Airports to cut staff and seek increase in charges from regulator

A MAJOR cost-cutting programme will see job cuts and increased charges at the country’s three main airports this year.

Airports to cut staff and seek increase in charges from regulator

Dublin Airport is also scrapping plans for a second €200 million runway as investment plans are cut by 50% to €400m.

This news comes on top of 100 job cuts at the airports last year.

The Dublin Airport Authority (DAA), which manages Cork, Dublin and Shannon airports, said profits after tax were down 28% to €78m last year.

It expects significantly higher losses next year and in 2010 as the result of a fall in spending and an expected 11% drop in passenger numbers, the first since the Gulf War in 1991.

The DAA will be meeting with staff at all airports in the coming weeks to discuss ways to reduce its operating costs.

DAA chief executive Declan Collier refused to give exact details on the scale of the job cuts.

He said they will be meeting with staff at all airports in the coming weeks to discuss the cost-cutting plans, adding that the likelihood is there will be a reduction in staff numbers.

“The company is facing a very difficult financial situation. This is the deepest recession since the 1930s and it is having a huge impact on the aviation sector,” said Mr Collier.

The DAA employs 3,200 people across all of its operations.

It said terminal two (T2) at Dublin Airport will be completed in February 2010 and will open in November of that year.

All of Aer Lingus’s operations will transfer to T2, which will cater for up to 15 million passengers when fully operational.

The airport is also in discussions with airlines with a view to operating services to China and the Middle East from Dublin.

The DAA is seeking a price increase on passenger charges from the Commission for Aviation Regulation.

DAA chief executive, Declan Collier said this decision will be “crucial” and it is looking for a “more appropriate” price cap.

It expects a draft proposal from the regulator in June with a final decision on a possible 40% increase in charges in October this year.

The profit after tax figure did not include a once-off loss of €31m linked to pensions. After once-off items were included, profits fell from €348m in 2007 to €47m.

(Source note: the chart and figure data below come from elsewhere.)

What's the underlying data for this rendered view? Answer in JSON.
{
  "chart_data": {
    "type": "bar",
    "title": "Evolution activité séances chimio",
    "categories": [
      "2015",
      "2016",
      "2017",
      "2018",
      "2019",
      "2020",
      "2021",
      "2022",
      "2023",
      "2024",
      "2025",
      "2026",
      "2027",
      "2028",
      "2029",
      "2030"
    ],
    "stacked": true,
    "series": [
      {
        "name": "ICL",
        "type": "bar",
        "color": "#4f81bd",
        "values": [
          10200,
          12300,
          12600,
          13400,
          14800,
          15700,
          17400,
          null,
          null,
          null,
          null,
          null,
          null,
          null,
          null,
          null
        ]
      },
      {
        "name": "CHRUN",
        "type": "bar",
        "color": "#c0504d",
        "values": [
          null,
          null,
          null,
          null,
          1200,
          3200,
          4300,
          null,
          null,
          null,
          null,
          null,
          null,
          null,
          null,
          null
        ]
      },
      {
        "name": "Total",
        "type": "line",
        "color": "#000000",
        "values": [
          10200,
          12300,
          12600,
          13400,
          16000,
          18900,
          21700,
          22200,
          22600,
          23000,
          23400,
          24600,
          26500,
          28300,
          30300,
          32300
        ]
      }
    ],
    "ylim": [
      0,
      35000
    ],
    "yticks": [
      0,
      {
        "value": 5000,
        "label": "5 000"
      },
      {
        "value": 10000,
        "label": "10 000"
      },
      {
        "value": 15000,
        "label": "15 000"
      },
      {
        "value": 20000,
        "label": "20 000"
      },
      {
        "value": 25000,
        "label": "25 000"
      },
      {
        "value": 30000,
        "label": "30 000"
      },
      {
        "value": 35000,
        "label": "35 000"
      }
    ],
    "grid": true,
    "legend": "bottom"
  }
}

Turnover was up 1% at €631m.

Passenger numbers at the three airports were down 0.6% to 29.9 million last year.

Passenger numbers at Dublin are expected to fall from last year’s 23.5 million to around 21 million, and by a million in Cork and Shannon combined.

The DAA also said it has no plans to sell its international operations.

Aer Rianta International, which manages the group’s overseas investments, contributed €25m to profits.

This was down 13% on 2007, but was affected by the sale of its 24% stake in Birmingham Airport that year.

Ryanair yesterday called for an “urgent inquiry into the DAA monopoly” by the Office of the Comptroller & Auditor General.